Wickham travelled with Joca, as well as Kingsley Eze, currently in his third year at Lincoln Alexander Law, to attend the Participedia School on Democratic Innovations in Latin America, held in Rio de Janeiro, Brazil this past summer.

Over the eight-day trip, the students interviewed community leaders, attended workshops and visited a Quilombola settlement, which was formed by escaped enslaved Africans and their descendants in the 16th century. “It was a privilege to learn from these communities,” says Wickham.

Rachel Wickham (pictured to the right of the easel) and Kingsley Eze (pictured left of the easel) present a case study on democracy and access to justice for Indigenous peoples to Participedia School participants.

Along with program participants, Kingsley Eze and Rachel Wickham present a case study on democracy and access to justice for Indigenous peoples at the Participedia School for Democratic Innovation.

Eze recalls that Joca had written a case study that proposed solutions to food sovereignty and other legal challenges facing Afro-Indigenous peoples. “We saw how much Professor Joca meant to the community in the advancement of their struggle, and how the leaders of the community really welcomed her,” Eze says.

After taking two of Joca’s courses during the fall term, Eze has come to deeply appreciate her innovative pedagogy.
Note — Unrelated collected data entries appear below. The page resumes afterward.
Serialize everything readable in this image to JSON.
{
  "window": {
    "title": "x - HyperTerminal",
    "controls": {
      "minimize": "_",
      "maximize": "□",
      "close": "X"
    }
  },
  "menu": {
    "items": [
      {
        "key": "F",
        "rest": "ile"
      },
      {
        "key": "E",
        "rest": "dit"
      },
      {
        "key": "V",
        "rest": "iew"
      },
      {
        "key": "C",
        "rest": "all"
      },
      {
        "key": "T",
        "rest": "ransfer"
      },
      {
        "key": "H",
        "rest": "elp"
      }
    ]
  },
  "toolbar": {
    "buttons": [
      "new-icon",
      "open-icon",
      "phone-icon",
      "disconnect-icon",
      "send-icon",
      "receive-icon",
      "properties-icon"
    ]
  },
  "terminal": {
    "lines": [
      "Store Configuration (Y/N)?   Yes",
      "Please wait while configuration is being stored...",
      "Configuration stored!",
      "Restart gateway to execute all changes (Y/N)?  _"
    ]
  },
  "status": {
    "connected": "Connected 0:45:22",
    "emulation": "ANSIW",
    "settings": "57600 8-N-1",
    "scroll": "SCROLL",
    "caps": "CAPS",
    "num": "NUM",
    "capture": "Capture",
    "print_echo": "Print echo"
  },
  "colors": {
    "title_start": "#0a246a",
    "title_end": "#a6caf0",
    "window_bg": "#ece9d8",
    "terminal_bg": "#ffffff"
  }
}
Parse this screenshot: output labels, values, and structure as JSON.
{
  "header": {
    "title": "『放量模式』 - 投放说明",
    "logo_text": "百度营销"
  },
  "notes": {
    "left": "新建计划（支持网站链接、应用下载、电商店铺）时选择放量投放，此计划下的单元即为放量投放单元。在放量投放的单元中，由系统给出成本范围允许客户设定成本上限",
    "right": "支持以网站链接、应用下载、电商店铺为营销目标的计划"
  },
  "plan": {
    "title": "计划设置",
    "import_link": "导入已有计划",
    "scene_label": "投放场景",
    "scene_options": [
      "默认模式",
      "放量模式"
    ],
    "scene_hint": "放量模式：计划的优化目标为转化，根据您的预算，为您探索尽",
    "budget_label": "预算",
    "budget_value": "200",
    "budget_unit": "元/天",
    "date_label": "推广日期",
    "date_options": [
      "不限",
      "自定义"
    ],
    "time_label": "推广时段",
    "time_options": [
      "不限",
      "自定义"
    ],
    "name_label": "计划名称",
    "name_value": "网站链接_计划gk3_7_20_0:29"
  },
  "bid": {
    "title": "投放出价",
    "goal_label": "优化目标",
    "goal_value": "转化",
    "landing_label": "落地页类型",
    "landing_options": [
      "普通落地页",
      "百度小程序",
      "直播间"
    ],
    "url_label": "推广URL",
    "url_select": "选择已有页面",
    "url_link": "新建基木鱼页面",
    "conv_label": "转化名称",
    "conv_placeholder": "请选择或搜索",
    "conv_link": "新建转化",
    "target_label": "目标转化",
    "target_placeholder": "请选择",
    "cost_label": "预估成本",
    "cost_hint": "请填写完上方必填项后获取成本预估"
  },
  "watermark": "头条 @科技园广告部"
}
For example, every week, the students were tasked with writing a journal entry reflecting on what they learned and how it has impacted them, culminating in a letter to their future selves. “I’m excited to go back five years down the road to see how I have changed and to recommit to the ideals of justice that I learned in class,” he says.

“It almost becomes ingrained to question your positionality when you’re learning from or collaborating with Professor Joca,” says Eze. “It makes you realize how much privilege you bring to a topic or how much you don’t know about a topic, and it makes you move forward with humility and curiosity.”